If there is one thing I learned how to do better at Oberlin that wasn't advertised at first it is that I am now very good at applause. I mean, I knew how to applaud, I went to theater performances before I came here, I applauded along with the masses when a flight would arrive in Israel (apparently it's a travel tradition, and a great one; I'd recommend it on all flights, actually), but at Oberlin, applause is a way of life.
Thing one about clapping at Oberlin: If you're in a co-op, you do it at least twice a day. To show their appreciation for the meal, both for the food and the people involved with its preparation. If the meal is exceptionally good, sometimes it happens more than once. Either way, it's such a positive note for all the meals to have applause. Think about doing it at home too.
Thing two about clapping at Oberlin: After your warm up with constant clapping in co-ops, you can practice a whole bunch at student performances, whether it be dance, theater, music, improv, performance art, burlesque, student bands, what have you. If people do something you like, you can clap. And it is highly encouraged.

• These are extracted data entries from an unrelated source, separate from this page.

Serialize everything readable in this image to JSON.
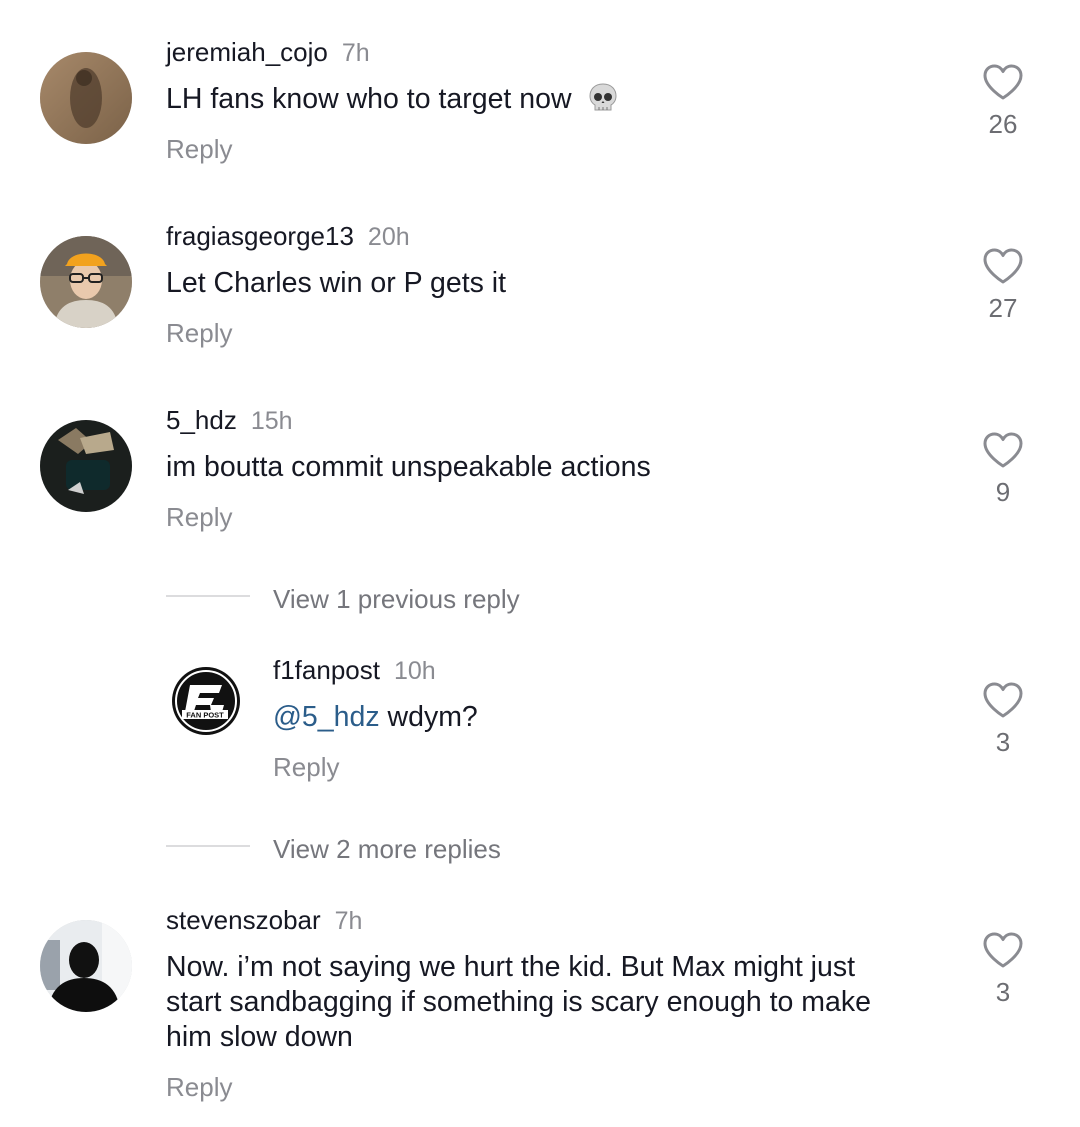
{
  "comments": [
    {
      "username": "jeremiah_cojo",
      "time": "7h",
      "text": "LH fans know who to target now",
      "emoji": "skull",
      "reply_label": "Reply",
      "likes": "26"
    },
    {
      "username": "fragiasgeorge13",
      "time": "20h",
      "text": "Let Charles win or P gets it",
      "reply_label": "Reply",
      "likes": "27"
    },
    {
      "username": "5_hdz",
      "time": "15h",
      "text": "im boutta commit unspeakable actions",
      "reply_label": "Reply",
      "likes": "9"
    },
    {
      "username": "stevenszobar",
      "time": "7h",
      "text_lines": [
        "Now. i’m not saying we hurt the kid. But Max might just",
        "start sandbagging if something is scary enough to make",
        "him slow down"
      ],
      "reply_label": "Reply",
      "likes": "3"
    }
  ],
  "thread": {
    "view_previous": "View 1 previous reply",
    "view_more": "View 2 more replies",
    "reply": {
      "username": "f1fanpost",
      "time": "10h",
      "mention": "@5_hdz",
      "text": " wdym?",
      "reply_label": "Reply",
      "likes": "3",
      "avatar_text": "FAN POST"
    }
  },
  "colors": {
    "text": "#161823",
    "secondary": "#8a8b91",
    "mention": "#2b5d8a",
    "heart_outline": "#8a8b91"
  },
  "icons": {
    "like": "heart-outline-icon",
    "emoji": "skull-emoji-icon"
  }
}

Thing three about clapping at Oberlin: It happens more and more closer to the end of the year. One of the nicest traditions I find endearing here is the act of applauding our professors during our last class meeting of the semester. It's only a small token of our appreciation, but it's encouraging all around. Last spring in my cinema class, we heard audible cheers from the Intro to Economics class next door, and decided we would outdo them by going on for a full five minutes, with hoops and hollers galore. Also, Pat Day deserves it. He's the man!
We clap at all the various end-of-year events, too. During today's senior student athletes award luncheon, I noted that everyone had an accompanying action. Many folks would grin at the person being honored, or catcall and whistle in their general direction. Marvin Krislov had a good hearty clap, and I'm sure he's had a bunch of practice since getting here. We have a lot to be proud of.
Many of the athletics teams punctuate successful moves or points scored with claps and applause too. The volleyball team claps emphatically after significantly difficult volleys; the tennis team has more calm applause, but it is there still. Anything to encourage the players even more.
Stinging palms are only a small lasting reminder of how wonderful something is. Or maybe it's for those special lamps. Just as long as my hands don't fall off before commencement is over, I think I'll be fine.